Ultimately, the health of your puppy depends on their breeding — are they purebred or not? — along with their lifestyle.
If you know your Goldie’s heritage and breeding this can go some way to helping you know which conditions you might want to watch out for.
Things to Know About Golden Retrievers
1. They’re Working Dogs
While they’re well known to be playful, Goldies are are very capable of learning agility.
Because of their natural affinity for working, you’ll find that your pup might be ideally suited for tasks that require brains as well as brawn.
Teaching your dog agility can have the added benefit of providing mental stimulation, ensuring they don’t get bored in the house.
2. There are Three Varieties of Golden Retriever
Canada, America, and the UK/Europe all have different varieties of Golden Retrievers.
While they’re all the same color broadly speaking, they each have their own differences:
- UK: Common in Europe and Australia, this breed has a broader skull and tends to be slightly lighter in color. Their eyes are round, contrasting to the American and Canadian Goldies. Typically, these dogs are what we know as the working dogs. They are muscular and bred for agility. These dogs perhaps most closely resemble the original breed that Lord Tweedmouth used in the Scottish Highlands
- USA: American Goldies are slimmer and taller than their UK counterparts, often with a darker coat.

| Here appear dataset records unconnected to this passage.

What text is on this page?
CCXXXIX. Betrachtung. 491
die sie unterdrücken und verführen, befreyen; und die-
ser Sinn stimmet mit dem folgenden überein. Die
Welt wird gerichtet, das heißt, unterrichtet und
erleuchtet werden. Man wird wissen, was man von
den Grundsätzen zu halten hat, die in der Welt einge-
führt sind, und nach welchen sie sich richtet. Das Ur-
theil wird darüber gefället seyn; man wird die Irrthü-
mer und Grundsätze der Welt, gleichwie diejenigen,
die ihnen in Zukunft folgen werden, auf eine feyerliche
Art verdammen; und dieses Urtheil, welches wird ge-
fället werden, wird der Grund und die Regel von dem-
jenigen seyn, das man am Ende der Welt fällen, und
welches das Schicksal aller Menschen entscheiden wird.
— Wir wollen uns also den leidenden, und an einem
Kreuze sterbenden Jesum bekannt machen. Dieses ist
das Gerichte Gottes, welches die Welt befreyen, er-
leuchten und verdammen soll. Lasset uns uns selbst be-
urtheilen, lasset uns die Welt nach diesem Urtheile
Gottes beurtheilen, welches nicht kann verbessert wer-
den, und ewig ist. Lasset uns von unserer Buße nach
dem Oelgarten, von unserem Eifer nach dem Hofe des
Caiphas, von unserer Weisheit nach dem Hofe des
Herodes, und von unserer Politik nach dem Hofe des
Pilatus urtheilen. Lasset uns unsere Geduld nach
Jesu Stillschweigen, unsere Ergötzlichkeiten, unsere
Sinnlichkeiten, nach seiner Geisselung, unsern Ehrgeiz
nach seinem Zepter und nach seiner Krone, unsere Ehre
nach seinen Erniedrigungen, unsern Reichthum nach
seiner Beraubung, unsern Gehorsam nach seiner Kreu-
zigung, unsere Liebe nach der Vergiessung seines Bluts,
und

- Canada: This pup has a thinner and darker coat than the other types and is slightly taller.
3. They Love Water
Goldies were bred to enjoy the water!
Their excellent and natural ability to swim makes them great at jumping off docks.
Many owners love to take their Golden Retrievers to the beach or to lakes on vacation because of this reason.
Their love of digging can make beach walks and getaways a particularly fun activity too.